AppRiver's focus on providing and arming solution providers for success resulted in a partnership with Microsoft to run quarterly SMB surveys, Essex said. In turn, Essex said the data provided to the channel community from the survey will enable partners to be more effective when going out and talking to customers.

For instance, Essex told XChange attendees that seven out of 10 SMBs have been compromised in the past three months. AppRiver wants its channel partners to have data like this and know how to apply it specifically to the problems the company is trying to solve, he added.

AppRiver is the second largest provider of Office 365 in North America and was working as a syndication partner before Microsoft even put its Cloud Solution Provider program in place, Essex said. The company has technical support, implementation, and channel engineering teams that just go out and work specifically with channel partners to help them expand their business, according to Essex.

Businesses with fewer than 150 employees tend to be most concerned about viruses, Essex said, while companies with between 150 and 250 employees are typically most focused on ransomware. Some 55 percent of all SMBs would be willing to pay the ransom if hit by ransomware, Essex said, including 74 percent of larger SMBs with more than 150 employees.

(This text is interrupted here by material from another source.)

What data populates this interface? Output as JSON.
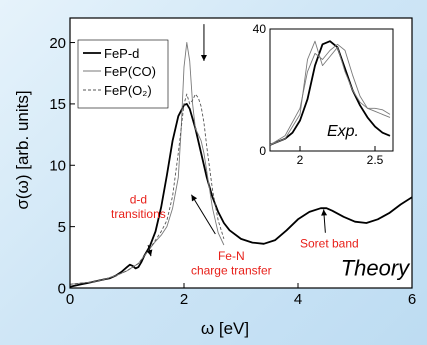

Customers of Itasca, Ill.-based MSP MotherG still tend to be very virus-centric and figure that email-based threats will be handled by the provider's spam control mechanism, according to COO Philippe Schmitt. But phishing attempts for Microsoft Azure and Office 365 credentials carry real power and are much more involved than a piece of malware, Schmitt said.

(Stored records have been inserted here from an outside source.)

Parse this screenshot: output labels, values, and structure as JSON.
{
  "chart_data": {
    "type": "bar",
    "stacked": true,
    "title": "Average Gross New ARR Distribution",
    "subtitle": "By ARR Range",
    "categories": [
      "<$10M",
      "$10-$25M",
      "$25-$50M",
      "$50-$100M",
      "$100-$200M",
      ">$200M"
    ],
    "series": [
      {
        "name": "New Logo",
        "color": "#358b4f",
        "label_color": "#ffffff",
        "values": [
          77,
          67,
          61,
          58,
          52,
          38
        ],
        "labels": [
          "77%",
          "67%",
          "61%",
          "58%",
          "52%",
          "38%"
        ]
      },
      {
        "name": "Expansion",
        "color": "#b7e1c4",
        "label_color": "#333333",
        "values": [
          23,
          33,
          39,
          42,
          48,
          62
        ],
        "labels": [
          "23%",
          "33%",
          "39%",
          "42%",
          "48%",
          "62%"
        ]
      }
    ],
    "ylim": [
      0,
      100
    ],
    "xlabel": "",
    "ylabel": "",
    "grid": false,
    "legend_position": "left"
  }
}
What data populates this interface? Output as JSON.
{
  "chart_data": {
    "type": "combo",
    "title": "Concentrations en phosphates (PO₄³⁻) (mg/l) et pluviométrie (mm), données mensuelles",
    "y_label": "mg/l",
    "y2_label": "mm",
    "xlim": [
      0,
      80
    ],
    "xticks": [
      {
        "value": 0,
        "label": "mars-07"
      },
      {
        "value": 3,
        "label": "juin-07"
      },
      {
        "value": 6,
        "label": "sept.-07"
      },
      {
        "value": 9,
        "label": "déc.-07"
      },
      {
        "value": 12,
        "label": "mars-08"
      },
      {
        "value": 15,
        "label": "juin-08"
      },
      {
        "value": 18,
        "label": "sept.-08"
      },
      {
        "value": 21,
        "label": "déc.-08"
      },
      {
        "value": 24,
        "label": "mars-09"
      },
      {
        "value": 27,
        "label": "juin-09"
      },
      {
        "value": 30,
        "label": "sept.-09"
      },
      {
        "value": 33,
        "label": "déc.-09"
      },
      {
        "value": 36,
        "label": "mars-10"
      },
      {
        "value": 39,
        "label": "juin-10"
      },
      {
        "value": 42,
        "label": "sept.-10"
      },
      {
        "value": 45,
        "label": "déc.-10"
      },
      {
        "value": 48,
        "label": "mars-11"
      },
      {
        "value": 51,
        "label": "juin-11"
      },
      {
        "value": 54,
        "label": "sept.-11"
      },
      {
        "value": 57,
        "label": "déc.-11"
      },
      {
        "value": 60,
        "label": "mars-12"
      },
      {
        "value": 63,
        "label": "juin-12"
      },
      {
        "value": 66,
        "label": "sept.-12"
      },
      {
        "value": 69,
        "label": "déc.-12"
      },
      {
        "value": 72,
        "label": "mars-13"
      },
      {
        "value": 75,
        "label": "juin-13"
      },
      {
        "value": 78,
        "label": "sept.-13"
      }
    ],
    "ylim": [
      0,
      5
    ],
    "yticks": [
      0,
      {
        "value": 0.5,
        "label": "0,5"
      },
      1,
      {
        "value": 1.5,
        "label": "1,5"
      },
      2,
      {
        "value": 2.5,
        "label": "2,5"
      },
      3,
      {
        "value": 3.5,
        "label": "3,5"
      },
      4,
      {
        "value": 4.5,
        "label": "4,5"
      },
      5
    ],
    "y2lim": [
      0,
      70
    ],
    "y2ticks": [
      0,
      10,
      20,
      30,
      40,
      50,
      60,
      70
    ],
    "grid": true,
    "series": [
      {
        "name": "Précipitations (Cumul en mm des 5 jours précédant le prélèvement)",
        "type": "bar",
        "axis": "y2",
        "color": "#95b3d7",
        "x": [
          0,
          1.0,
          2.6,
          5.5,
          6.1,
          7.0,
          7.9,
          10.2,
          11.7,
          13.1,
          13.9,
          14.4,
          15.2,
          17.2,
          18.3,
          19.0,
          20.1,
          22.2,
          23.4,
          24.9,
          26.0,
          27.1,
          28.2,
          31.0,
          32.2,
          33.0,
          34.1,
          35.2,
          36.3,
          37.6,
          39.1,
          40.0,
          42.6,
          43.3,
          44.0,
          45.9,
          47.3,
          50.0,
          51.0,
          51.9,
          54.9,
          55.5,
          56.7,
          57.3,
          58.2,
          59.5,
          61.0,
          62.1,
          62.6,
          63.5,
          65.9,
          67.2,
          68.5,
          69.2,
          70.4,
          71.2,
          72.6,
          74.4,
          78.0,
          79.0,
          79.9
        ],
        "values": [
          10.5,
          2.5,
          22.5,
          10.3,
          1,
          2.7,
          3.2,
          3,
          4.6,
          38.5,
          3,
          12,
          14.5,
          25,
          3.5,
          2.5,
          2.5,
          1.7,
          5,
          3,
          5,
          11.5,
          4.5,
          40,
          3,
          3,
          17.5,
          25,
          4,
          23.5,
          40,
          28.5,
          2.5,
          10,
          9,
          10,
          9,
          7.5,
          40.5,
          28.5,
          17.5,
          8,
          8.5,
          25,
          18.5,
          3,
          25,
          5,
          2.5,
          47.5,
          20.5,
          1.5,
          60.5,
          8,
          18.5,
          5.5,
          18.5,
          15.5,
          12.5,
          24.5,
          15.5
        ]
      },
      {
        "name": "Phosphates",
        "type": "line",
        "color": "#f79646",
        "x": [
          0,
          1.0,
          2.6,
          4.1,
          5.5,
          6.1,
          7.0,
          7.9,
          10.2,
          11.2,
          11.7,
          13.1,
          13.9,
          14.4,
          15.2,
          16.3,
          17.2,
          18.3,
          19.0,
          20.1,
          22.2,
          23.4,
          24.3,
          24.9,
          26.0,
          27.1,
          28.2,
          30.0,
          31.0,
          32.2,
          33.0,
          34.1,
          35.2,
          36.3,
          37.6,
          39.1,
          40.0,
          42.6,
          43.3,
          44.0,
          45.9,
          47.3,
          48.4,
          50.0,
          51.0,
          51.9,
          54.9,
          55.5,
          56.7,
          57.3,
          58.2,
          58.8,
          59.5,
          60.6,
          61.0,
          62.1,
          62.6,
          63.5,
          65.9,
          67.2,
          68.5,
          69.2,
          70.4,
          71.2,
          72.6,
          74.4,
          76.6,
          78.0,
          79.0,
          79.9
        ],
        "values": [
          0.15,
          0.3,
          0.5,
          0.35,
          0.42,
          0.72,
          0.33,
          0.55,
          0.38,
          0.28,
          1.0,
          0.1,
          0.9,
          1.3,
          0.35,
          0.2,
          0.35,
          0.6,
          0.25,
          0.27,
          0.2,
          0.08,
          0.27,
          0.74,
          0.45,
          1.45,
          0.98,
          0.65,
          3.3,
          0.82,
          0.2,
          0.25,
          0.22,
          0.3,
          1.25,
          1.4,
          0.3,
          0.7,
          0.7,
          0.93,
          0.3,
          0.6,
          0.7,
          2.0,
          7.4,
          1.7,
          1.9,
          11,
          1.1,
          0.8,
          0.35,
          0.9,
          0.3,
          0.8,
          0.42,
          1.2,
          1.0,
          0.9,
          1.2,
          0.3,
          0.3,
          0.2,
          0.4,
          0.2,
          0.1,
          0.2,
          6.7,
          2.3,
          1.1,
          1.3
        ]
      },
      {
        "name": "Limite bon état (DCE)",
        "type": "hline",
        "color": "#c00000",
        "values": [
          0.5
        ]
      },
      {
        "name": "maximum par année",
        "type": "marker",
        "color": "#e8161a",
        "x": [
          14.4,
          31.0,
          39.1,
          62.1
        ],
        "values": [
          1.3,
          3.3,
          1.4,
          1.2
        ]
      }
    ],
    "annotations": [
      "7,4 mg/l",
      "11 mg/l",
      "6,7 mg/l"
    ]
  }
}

Security awareness training has gone a long way toward stopping clients from falling prey to scams such as a purported email from their supervisor requesting an electronic fund transfer, Schmitt said. But technology can only go so far, Schmitt said, and human cooperation is essential when defending against multiform, polymorphic attacks.

In addition, Schmitt said organizations that have embraced single sign-on to provide users with a single point of entry into their Azure and Office 365 systems must also embrace multifactor authentication to ensure proper protection is in place.

As for AppRiver, Essex said the company has a security lab team that uses advanced technology to look at both the threats coming in on a daily basis as well as email-specific attacks and developments. The Verizon Data Breach Investigations Report found that 94 percent of all malware is delivered through email such as via hyperlink or through business email compromise, Essex said.

Given that email is the primary source of attacks, Essex said solution providers need to be able to expand their security practice to the cloud regardless of whether they have the expertise on staff. Most of AppRiver's MSP partners either deliver or provide training around cybersecurity threats such as business email compromise or credential theft, according to Essex.

For instance, Essex said partners can train their customers to not click on an email URL if it doesn't say Microsoft or Windows or Office 365. Although AppRiver also has the capabilities and technology to provide protection around other email providers like G Suite, Essex said Microsoft Windows is the most attacked OS in the world and Office 365 is the most commonly attacked email platform.

Attacks being launched off Azure environments themselves require a layered approach to protection, Essex said. And AppRiver has been trying to enable its partners with that capability and technology, according to Essex.

"We trust and love our relationship with Microsoft, and have a very powerful one," Essex said.